KRAFT STILL OPTIMISTIC: Patriots Owner Robert Kraft yesterday said the owners are “doing everything we can to try to get a deal consummated, and I personally believe it's possible." Speaking from Israel, where he is on a trade mission, Kraft said, “It's always good to be talking ... and I know from the ownership side that we feel there's a deal to be made and we very much like to do it." He noted he would leave Israel early if Goodell told "me he'd appreciate my presence" at the negotiating table (, 3/7). Meanwhle, Comcast SportsNet's Kelli Johnson reported more owners "are expected to be here this week." Johnson: "If the owners show up and really get involved, that will say a lot for the players union, who from what I've heard from sources inside their camp were unhappy with last week's representation by the owners" ("Chronicle Live," Comcast SportsNet Bay Area, 3/7).

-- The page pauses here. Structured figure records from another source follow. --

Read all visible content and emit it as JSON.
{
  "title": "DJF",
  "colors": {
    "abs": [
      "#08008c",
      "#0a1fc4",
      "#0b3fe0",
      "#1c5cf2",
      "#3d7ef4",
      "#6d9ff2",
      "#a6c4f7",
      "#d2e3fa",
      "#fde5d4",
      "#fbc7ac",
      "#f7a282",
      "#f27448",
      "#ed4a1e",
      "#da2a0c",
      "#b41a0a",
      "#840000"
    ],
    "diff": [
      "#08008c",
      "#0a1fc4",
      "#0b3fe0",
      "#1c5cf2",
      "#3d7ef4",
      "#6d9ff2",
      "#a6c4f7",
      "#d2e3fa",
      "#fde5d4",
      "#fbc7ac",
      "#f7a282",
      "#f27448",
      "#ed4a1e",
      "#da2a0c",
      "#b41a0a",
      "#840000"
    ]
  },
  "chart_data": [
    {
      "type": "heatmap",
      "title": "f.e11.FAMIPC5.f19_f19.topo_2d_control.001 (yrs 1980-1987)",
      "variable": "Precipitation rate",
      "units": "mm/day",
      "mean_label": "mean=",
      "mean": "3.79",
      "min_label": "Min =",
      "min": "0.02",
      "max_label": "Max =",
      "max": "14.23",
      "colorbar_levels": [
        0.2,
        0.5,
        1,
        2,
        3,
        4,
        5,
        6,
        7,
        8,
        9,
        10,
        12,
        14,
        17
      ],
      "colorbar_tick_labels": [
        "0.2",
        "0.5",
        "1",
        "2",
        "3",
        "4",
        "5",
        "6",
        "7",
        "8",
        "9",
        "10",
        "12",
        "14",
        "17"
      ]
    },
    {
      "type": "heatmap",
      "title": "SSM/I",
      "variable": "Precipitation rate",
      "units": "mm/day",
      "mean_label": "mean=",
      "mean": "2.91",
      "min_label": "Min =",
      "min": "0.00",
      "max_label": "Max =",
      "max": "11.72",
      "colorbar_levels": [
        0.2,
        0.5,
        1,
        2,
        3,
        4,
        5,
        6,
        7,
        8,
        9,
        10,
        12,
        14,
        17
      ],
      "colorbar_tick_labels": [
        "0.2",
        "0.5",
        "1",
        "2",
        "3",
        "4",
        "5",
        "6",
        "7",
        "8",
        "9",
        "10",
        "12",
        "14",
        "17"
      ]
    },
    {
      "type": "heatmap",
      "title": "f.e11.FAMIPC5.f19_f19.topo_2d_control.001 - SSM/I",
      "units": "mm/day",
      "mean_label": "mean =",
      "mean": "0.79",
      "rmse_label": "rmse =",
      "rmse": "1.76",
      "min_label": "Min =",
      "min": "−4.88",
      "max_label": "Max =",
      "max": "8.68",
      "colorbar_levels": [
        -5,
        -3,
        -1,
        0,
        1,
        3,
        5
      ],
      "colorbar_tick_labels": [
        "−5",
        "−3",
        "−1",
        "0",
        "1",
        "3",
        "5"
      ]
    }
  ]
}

IMPACT ON PLAYERS: USA TODAY's Graves notes the NFLPA is "helping its members prepare financially for the possible loss of salaries" due to a work stoppage. The union has "issued a 64-page lockout handbook that offers money-saving tips that almost all recession-strapped Americans can relate to." In addition, a "mortgage assistance program is available, providing interest-free-payment loans for up to six months or mortgage payments for the same period if a work stoppage exceeds 30 days" (USA TODAY, 3/8). In Jacksonville, Gene Frenette wrote it is a "lot easier for the public to empathize with the players because they’re not asking for another $1 billion off the top of a $9.3 billion pie, or summoning for a private jet at the snap of a finger." Frenette: "Be honest, who’s rooting for NFL owners in their dispute with the league’s Players Association? ... Few things are tougher to stomach than arrogance, and that’s just how the owners acted when they tried to sock away a $4 billion slush fund from guaranteed television contracts as lockout insurance" (, 3/7).